Mansoureh Tabatabaeifar; Theresa Leonie Fluhr; Hanna Syring; Gudrun Göhring; Franz Schaefer; Sabine Jung-Klawitter

doi:10.1016/j.scr.2021.102573

Generation of an induced pluripotent stem cell line (DHMCi007-A) from a patient with autosomal recessive polycystic kidney disease (ARPKD) carrying a homozygous missense mutation in the fibrocystin-encoding PKHD1 gene

Stem Cell Res. 2021 Dec:57:102573. doi: 10.1016/j.scr.2021.102573. Epub 2021 Oct 16.

Authors

Mansoureh Tabatabaeifar¹, Theresa Leonie Fluhr¹, Hanna Syring², Gudrun Göhring², Franz Schaefer¹, Sabine Jung-Klawitter³

Affiliations

¹ Center for Child and Adolescent Medicine, Department of Pediatric Nephrology, University Hospital Heidelberg, 69120 Heidelberg, Germany.
² Department of Human Genetics, Hannover Medical School (MHH), 30625 Hannover, Germany.
³ Center for Child and Adolescent Medicine, Department of General Pediatrics, Division of Neuropediatrics and Metabolic Medicine, University Hospital Heidelberg, 69120 Heidelberg, Germany. Electronic address: sabine.jung-klawitter@med.uni-heidelberg.de.

PMID: 34688127
DOI: 10.1016/j.scr.2021.102573

Abstract

Autosomal recessive polycystic kidney disease (ARPKD) is a severe pediatric kidney disorder primarily caused by mutations in the fibrocystin-encoding PKHD1 gene. It is characterized by the progressive development of cysts, eventually leading to renal failure.
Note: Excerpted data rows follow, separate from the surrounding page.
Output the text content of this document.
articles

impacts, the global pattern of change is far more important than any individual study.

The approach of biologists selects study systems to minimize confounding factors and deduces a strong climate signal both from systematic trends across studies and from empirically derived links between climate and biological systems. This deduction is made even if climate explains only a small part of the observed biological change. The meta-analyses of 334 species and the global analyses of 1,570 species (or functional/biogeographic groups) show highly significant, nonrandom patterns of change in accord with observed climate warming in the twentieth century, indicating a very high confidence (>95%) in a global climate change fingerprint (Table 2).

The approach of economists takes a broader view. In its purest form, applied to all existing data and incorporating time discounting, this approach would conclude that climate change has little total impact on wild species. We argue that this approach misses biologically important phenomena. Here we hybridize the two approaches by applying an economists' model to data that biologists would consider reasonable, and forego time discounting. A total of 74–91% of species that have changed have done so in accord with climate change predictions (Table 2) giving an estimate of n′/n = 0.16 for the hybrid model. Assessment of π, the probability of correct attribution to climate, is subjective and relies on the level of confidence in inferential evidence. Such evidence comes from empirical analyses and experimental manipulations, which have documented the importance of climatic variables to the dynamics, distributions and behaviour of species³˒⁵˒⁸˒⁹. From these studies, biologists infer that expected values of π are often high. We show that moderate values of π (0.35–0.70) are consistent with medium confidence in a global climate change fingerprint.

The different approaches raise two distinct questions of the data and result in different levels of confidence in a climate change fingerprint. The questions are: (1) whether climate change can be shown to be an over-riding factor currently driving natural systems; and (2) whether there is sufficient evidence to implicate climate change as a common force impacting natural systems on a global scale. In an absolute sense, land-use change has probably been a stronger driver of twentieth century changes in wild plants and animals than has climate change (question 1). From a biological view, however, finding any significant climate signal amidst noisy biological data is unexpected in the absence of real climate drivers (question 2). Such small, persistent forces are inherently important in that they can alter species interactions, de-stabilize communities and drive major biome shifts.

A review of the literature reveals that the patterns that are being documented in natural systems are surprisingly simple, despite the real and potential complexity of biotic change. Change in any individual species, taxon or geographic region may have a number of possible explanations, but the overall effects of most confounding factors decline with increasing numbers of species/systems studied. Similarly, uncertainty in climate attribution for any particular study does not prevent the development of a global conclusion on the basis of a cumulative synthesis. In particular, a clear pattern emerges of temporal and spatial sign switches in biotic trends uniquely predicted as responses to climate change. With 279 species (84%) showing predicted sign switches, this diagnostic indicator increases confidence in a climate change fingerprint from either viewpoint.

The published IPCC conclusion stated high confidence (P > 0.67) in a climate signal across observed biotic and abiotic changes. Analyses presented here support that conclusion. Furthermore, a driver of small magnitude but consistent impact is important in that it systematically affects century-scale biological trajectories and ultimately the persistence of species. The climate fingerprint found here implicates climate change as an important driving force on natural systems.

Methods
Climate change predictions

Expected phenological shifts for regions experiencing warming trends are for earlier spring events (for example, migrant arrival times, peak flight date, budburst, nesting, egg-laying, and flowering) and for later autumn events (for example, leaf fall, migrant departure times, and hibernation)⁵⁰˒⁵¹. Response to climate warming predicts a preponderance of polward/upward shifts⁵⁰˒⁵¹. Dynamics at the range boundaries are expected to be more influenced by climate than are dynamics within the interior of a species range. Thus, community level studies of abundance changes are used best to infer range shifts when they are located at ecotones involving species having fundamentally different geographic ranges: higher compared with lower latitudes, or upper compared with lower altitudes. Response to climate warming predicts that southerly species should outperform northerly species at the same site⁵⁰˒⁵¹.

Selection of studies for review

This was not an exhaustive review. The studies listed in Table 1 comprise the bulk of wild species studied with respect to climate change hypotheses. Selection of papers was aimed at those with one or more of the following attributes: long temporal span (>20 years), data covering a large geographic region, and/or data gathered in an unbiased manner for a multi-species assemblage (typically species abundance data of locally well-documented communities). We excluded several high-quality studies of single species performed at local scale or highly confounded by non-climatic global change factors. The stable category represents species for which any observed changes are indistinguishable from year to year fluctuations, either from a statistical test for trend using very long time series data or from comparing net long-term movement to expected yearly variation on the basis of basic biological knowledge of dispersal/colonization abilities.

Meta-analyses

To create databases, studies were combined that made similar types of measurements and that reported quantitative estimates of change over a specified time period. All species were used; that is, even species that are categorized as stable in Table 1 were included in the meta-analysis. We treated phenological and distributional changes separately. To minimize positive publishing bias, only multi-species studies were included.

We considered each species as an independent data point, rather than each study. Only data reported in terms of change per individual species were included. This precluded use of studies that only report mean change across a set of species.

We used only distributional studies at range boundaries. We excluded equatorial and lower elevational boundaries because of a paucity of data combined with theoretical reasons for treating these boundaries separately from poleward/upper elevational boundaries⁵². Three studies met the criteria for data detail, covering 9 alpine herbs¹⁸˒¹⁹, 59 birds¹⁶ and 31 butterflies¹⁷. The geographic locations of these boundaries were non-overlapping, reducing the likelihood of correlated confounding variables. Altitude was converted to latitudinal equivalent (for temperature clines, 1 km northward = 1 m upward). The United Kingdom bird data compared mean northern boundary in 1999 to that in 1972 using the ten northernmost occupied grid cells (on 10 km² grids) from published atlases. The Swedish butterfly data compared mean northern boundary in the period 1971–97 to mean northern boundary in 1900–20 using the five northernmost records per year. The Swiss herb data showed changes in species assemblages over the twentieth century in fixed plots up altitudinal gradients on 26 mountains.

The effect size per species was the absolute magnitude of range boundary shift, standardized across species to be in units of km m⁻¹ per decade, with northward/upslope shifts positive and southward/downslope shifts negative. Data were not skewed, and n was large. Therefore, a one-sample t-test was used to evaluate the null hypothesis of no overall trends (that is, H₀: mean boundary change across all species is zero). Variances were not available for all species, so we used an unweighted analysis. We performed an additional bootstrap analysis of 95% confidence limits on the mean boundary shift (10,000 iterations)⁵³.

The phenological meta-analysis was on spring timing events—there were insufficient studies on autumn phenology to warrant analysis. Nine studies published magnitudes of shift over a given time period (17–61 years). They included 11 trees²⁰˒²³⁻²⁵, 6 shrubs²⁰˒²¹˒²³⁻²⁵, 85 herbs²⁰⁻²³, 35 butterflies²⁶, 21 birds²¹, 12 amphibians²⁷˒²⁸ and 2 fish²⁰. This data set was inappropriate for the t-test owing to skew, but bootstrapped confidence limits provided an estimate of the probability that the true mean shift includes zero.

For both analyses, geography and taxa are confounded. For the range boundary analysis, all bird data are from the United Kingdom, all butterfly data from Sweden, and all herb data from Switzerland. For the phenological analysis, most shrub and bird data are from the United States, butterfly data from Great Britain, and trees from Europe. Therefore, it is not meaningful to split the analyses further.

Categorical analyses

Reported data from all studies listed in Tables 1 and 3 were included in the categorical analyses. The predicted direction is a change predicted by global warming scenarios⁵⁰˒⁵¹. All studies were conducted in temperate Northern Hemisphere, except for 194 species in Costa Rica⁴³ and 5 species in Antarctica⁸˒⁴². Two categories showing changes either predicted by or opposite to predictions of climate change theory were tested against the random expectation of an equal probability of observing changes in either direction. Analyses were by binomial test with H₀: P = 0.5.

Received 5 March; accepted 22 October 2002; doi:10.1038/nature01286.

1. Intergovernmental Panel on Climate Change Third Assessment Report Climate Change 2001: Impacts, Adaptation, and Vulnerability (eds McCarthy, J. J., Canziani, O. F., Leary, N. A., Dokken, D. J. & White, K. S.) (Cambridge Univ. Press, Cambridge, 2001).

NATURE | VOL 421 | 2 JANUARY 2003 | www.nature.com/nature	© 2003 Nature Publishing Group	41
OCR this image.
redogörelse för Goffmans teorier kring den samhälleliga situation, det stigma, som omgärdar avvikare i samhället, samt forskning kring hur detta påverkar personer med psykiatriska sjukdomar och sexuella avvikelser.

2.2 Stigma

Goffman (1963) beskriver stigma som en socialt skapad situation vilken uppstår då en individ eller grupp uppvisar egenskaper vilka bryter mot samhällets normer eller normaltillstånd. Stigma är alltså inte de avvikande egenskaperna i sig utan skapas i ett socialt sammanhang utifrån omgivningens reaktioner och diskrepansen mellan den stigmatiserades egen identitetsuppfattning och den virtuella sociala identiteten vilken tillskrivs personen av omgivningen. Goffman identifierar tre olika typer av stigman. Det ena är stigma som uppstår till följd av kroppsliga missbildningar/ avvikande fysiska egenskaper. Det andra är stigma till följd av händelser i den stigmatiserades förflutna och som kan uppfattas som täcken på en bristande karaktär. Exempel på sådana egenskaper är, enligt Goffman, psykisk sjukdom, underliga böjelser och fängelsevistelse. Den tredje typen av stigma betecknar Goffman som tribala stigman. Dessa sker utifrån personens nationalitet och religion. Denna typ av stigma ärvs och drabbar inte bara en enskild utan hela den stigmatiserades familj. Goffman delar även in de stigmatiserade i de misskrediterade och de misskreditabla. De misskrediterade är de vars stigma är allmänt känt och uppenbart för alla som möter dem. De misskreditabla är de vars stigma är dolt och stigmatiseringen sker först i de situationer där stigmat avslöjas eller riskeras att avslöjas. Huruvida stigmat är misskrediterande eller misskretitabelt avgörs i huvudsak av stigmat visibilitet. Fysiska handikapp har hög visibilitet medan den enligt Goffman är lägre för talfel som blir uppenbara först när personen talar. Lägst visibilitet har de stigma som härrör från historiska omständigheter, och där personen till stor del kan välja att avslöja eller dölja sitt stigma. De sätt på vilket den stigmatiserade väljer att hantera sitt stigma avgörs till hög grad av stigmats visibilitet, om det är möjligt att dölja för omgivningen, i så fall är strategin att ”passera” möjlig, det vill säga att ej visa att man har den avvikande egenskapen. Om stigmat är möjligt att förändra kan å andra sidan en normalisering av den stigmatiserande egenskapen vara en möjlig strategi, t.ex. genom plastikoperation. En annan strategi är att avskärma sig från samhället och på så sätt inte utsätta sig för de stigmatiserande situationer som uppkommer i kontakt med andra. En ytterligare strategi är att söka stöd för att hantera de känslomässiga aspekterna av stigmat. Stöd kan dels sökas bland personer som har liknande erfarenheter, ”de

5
In order to create patient specific iPSCs, peripheral blood mononuclear cells (PBMCs) from a female patient carrying a homozygous PKHD1 mutation (c.8285A>T(;)(8285A>T)) were reprogrammed using the non-integral Cytotune®-iPS 2.0 Sendai Reprogramming Kit (Invitrogen). Morphology and karyotype of the cells are normal. Pluripotency hallmarks as well as the potential to spontaneously differentiate into all three germ layers were shown by immunofluorescence staining and RT-PCR.